Stern continued: "If you [Harrington] tell me that it worked for you and it worked for other people, then we should find a way to get that defined and made official and then proceed to educate team docs. I think all of the leagues are appropriately focused on player training . . . player rehabilitation in the case of injury, player nutrition [and] . . . this should be a part of that conversation. Could you imagine if we could create a situation where every superstar was able to play one additional year?"
Like Harrington, Stern eschews the wide use of painkillers, and specifically those that are addictive like oxycodone and other opioids. Unlike Harrington, however, Stern has not tried medical marijuana himself. He expressed excitement, though, when Harrington said he brought Stern a few gifts.
Harrington got into the marijuana industry after retiring from the NBA because of complications with his knees. Since then, he's been a proponent of the cannabis products, even turning his grandmother onto marijuana to treat glaucoma and other ailments.
"At that point, I just started looking at this as just medicine," Harrington said in the documentary. "It's not just about rolling a joint. It's bigger than that."
Harrington isn't the only former athlete who has become a marijuana evangelist.
Several former NFL players have credited the drug with saving their lives, including ex-Baltimore Ravens player Eugene Monroe, who was released in June 2016, just three weeks after becoming the first active NFL player to call on the league to allow medical marijuana.
"This pain is never going away. My body is damaged," Monroe, 30, told The Post's Rick Maese in May. "I have to manage it somehow. Managing it with pills was slowly killing me. Now I'm able to function and be extremely efficient by figuring out how to use different formulations of cannabis."

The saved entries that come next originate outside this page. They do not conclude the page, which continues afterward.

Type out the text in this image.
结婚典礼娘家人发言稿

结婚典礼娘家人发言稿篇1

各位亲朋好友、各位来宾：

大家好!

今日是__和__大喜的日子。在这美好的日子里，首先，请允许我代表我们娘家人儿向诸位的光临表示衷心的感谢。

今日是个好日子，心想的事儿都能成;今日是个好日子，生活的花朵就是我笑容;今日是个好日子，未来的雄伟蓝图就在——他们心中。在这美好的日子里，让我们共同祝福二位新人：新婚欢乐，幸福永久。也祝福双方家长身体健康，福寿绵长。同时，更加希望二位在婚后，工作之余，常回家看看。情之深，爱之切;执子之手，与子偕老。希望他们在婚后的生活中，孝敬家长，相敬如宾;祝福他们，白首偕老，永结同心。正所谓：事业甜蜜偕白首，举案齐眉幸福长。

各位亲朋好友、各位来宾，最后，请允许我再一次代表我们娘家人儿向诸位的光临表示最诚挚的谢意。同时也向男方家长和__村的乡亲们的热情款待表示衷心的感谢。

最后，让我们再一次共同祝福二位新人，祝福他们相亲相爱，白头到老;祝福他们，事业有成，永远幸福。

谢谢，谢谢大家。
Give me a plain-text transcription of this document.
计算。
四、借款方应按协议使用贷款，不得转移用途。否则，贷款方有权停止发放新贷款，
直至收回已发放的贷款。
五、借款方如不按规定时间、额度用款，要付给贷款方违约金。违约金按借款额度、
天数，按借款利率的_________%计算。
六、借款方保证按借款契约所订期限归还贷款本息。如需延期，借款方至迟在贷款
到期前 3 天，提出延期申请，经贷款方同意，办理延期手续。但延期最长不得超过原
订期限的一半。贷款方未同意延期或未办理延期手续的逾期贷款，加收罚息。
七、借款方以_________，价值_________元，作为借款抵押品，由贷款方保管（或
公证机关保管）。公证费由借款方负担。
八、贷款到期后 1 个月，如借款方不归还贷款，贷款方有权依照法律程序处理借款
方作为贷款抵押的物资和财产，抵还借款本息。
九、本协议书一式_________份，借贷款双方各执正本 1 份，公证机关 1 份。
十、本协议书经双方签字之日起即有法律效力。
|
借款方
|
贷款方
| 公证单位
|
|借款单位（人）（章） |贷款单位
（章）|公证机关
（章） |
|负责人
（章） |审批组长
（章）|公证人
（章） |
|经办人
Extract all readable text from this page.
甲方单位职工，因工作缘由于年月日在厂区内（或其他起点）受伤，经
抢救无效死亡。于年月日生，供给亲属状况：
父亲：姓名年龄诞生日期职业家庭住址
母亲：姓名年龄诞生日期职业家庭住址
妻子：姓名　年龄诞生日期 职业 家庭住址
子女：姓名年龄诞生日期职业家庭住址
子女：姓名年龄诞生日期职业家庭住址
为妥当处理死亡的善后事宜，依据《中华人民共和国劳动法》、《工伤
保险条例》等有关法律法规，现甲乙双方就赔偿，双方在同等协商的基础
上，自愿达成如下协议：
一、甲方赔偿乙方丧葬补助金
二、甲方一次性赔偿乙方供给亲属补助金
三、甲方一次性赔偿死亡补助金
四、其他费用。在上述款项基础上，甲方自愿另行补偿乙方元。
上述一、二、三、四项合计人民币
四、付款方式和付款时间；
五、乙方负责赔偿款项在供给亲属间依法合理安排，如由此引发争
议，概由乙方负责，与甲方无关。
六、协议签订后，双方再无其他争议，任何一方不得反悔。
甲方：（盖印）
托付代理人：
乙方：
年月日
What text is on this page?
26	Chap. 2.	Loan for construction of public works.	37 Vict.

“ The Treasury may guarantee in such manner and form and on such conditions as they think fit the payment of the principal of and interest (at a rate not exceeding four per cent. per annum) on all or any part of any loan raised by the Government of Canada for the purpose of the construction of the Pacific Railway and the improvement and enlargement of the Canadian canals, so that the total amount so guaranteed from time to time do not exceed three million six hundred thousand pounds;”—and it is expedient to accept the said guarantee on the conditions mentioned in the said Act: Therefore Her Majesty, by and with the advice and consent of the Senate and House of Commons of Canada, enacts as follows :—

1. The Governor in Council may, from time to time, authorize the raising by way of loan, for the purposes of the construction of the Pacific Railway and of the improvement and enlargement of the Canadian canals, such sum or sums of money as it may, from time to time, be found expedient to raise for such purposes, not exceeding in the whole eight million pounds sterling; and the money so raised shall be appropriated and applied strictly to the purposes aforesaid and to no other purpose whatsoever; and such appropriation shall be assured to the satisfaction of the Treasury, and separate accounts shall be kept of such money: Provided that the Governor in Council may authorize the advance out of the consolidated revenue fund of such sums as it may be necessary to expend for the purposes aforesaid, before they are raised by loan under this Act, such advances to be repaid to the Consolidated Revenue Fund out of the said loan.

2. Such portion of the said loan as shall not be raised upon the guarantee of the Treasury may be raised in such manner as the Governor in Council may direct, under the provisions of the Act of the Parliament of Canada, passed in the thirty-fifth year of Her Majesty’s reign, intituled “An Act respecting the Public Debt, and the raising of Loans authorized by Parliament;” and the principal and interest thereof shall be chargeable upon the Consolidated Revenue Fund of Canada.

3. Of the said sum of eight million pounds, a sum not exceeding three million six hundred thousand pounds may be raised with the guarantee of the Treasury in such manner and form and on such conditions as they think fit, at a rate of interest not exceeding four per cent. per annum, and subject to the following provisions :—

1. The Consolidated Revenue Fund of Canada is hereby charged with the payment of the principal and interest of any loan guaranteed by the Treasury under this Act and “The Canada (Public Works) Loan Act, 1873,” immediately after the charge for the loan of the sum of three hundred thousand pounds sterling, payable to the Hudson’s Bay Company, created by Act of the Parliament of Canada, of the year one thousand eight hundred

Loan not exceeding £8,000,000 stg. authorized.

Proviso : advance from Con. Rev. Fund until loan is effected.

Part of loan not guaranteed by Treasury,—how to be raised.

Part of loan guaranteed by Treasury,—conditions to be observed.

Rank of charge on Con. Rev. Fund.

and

Like in the NBA, marijuana - used for both recreational and medical purposes - remains on the NFL's prohibited list. NFL Commissioner Roger Goodell, however, has said he is willing to evaluate the potential medical uses cannabis might offer players.
NBA Commissioner Adam Silver has also said he's "open" to discussion the issue of medical marijuana.
"I'm very interested in the science when it comes to medical marijuana," Silver said in August (via Slam). "My personal view is that it should be regulated in the same way that other medications are if the plan is to use it for pain management. And it's something that needs to be discussed with our Players Association, but to the extent that science demonstrates that there are effective uses for medical reasons, we'll be open to it."
He added: "Hopefully there's not as much pain involved in our sport as some others, so there's not as much need for it."